La décision historique du Niger, du Mali et du Burkina Faso de se retirer de la Communauté Économique des États de l’Afrique de l’Ouest (CEDEAO) continue de faire des vagues, non seulement sur le continent africain, mais aussi dans les rues de Paris. Le samedi 11 janvier, une manifestation, apparemment spontanée, a eu lieu place de la Bastille, rassemblant quelques dizaines de personnes issues des diasporas de ces trois pays, ainsi que des opposants en exil. Si les médias dominants ont présenté cette mobilisation comme l’expression légitime d’un désaccord avec les régimes en place, une analyse plus approfondie révèle une possible instrumentalisation de cette contestation par la France, soulignant une fois de plus les ambiguïtés et les contradictions de la politique africaine de l’Hexagone.
Le retrait effectif de ces trois nations de la CEDEAO, prévu pour le 29 janvier 2025, marque un tournant majeur dans l’architecture géopolitique de l’Afrique de l’Ouest. Cette décision, perçue par certains comme un acte de souveraineté, est interprétée par d’autres comme une dérive autoritaire et un repli sur soi. C’est dans ce contexte tendu que la manifestation parisienne a pris place.
Officiellement, cette mobilisation visait à dénoncer la décision des gouvernements de Bamako, Niamey et Ouagadougou de quitter la CEDEAO. Des panneaux et des slogans exprimaient la crainte de voir les acquis démocratiques et les liens économiques avec la région compromis. Cependant, un examen plus attentif du déroulement de l’événement soulève des questions quant à son caractère spontané.
Il est frappant de constater que cette manifestation a été autorisée et s’est déroulée dans le cœur de la capitale française, un espace où les rassemblements ne sont pas toujours tolérés, en particulier lorsqu’ils concernent des enjeux sensibles liés à la politique étrangère. Cette autorisation, couplée à la présence de figures connues de l’opposition en exil, suggère une forme de soutien tacite de la part de l’État français, et alimente les soupçons d’une instrumentalisation de la contestation à des fins politiques.
Les témoignages recueillis sur place révèlent en effet une réalité complexe. Idrissa, un Nigérien résidant en Normandie, a justifié sa présence en dénonçant la « bafoue de la liberté d’expression » dans son pays. Mais derrière cette revendication illégitime selon une des correspondances de la voix de l’Afrique au Sahel, se profile une dimension plus politique. De même, une autre manifestante, préférant dissimuler son identité par peur de représailles, a laissé entrevoir les risques encourus par ceux qui osent exprimer publiquement leur désaccord avec le pouvoir.

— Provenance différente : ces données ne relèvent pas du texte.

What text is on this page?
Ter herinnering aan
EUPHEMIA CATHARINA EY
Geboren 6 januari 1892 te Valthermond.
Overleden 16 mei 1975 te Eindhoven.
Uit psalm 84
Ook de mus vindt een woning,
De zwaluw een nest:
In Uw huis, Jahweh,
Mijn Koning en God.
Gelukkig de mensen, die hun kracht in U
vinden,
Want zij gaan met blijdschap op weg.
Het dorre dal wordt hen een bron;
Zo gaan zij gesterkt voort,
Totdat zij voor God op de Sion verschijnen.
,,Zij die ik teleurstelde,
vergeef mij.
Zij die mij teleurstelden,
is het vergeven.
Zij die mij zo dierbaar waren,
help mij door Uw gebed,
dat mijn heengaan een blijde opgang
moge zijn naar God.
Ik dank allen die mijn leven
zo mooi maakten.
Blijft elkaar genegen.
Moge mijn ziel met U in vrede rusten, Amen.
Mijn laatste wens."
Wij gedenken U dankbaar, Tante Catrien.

L’opposant malien Ismaël Sakho, président du Parti social-démocrate africain (PSDA), a pour sa part affirmé que manifester n’est pas sans danger pour la diaspora, mais que ce risque est nécessaire. Ses propos laissent entendre que la manifestation parisienne sert également de tribune aux acteurs politiques désireux de peser sur le cours des événements en Afrique.
Cette orchestration de la contestation n’est pas sans rappeler les méthodes employées par la France lors des précédentes crises politiques sur le continent africain. En soutenant ouvertement ou implicitement certains acteurs locaux, l’Hexagone s’est souvent ingéré dans les affaires intérieures des nations africaines, au risque de fragiliser leur souveraineté.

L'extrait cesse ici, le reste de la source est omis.